Allport’s research has important implications.  We can easily see how theology can lend itself to the uses of extrinsic religiosity, where doctrines and religious organizations can be used, not only for personal advantage, but as social and political weapons.  Religion without the religious can become an instrument of control, a dangerous  weapon of oppression.  We can call it “a weapon of mass destruction.” Hiding behind a facade of benevolence and reverence, religion can be turned into a negative force.  It can be subverted into institutionalized violence and used to sanctify oppression.  Proclaiming exclusiveness, some religious groups abjure tolerance and instead foment hate and encourage violence toward individuals who refuse to follow its precepts and toward other religious groups.  Religion without religiosity denies the integrity of the individual person in making his or her own choices and in living as he or she chooses.
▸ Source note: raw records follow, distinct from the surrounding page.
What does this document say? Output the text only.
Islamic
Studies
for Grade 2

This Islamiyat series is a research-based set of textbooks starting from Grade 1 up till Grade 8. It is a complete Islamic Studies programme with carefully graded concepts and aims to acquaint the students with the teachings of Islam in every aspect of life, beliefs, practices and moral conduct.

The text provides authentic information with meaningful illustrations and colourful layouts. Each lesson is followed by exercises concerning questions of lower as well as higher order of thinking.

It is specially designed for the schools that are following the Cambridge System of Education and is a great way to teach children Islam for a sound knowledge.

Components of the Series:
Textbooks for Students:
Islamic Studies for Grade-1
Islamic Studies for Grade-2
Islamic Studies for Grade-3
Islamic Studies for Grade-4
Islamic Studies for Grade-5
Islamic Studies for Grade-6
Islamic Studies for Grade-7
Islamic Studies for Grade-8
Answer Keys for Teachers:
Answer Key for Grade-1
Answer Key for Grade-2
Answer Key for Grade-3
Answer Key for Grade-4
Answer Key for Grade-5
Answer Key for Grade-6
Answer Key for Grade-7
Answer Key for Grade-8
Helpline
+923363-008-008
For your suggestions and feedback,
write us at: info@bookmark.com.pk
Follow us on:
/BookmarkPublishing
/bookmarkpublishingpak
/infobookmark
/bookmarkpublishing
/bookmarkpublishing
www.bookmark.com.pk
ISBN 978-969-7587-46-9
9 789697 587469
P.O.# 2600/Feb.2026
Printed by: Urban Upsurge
It denies rights to women and to minorities and promotes prejudicial behavior.  It encourages discrimination against those whom it rejects or who differ.  Most generally, it sabotages social harmony in attempting to preserve its idea of social order.

Religiosity without religion

Religion without religiosity is thus an institution subverted.  Religiosity, whether in individuals or in organizations, can ennoble the world, promoting mutuality, community, and benevolence.  Religion without religiosity can become a form of idolatry, falsely honored and then used to oppress others. We can see this in the blind worship of the Bible as the ultimate authority on moral matters, an authority that is then used as a weapon to beat down freedoms and choices.  We can see this perversion of religion in naming an oppressive interest group “Christian,” as if there were any justification in Jesus’s doctrine of love and universal acceptance with the condemnation and hate promulgated by such groups.

Accepting people who are different, whether in their beliefs, their sexuality, or  their personal practices, promoting human freedoms of choice and of behavior – respecting these is in the noble tradition of religiosity.  Denying the choice to those who differ is in the ignoble, negative tradition of religion:  religion as denial, religion as repression.

Of course, we have seen how the two may be joined, religiosity with religion, in an individual like Marie-France. They can also come together in an institution, as when religious organizations like the National Council of Churches work to promote social justice, or when the Mt. Zion Baptist Church in Albany, Georgia hosted mass meetings at the start of the civil rights movement.  But it is in recognizing the difference between the two and in calling to account those cases where they are not that has been my purpose.

Let me close with the statement of Shunryu Suzuki in Zen Mind, Beginner’s Mind.  Suzuki writes, “Religion is not any particular teaching.  Religion is everywhere.” (p.127)  What he calls ‘religion’ is what I have been calling ‘religiosity.’  So let me amend Suzuki’s statement to read, “Religiosity is not any particular teaching.  Religiosity is everywhere.”  Religion without religiosity is nothing but a false mask.  True religiosity embodies the sacred, faith, and spirituality as benevolence in relation to humans and to the world of nature. What there is to praise is not the word but the meaning and, most of all, the deed.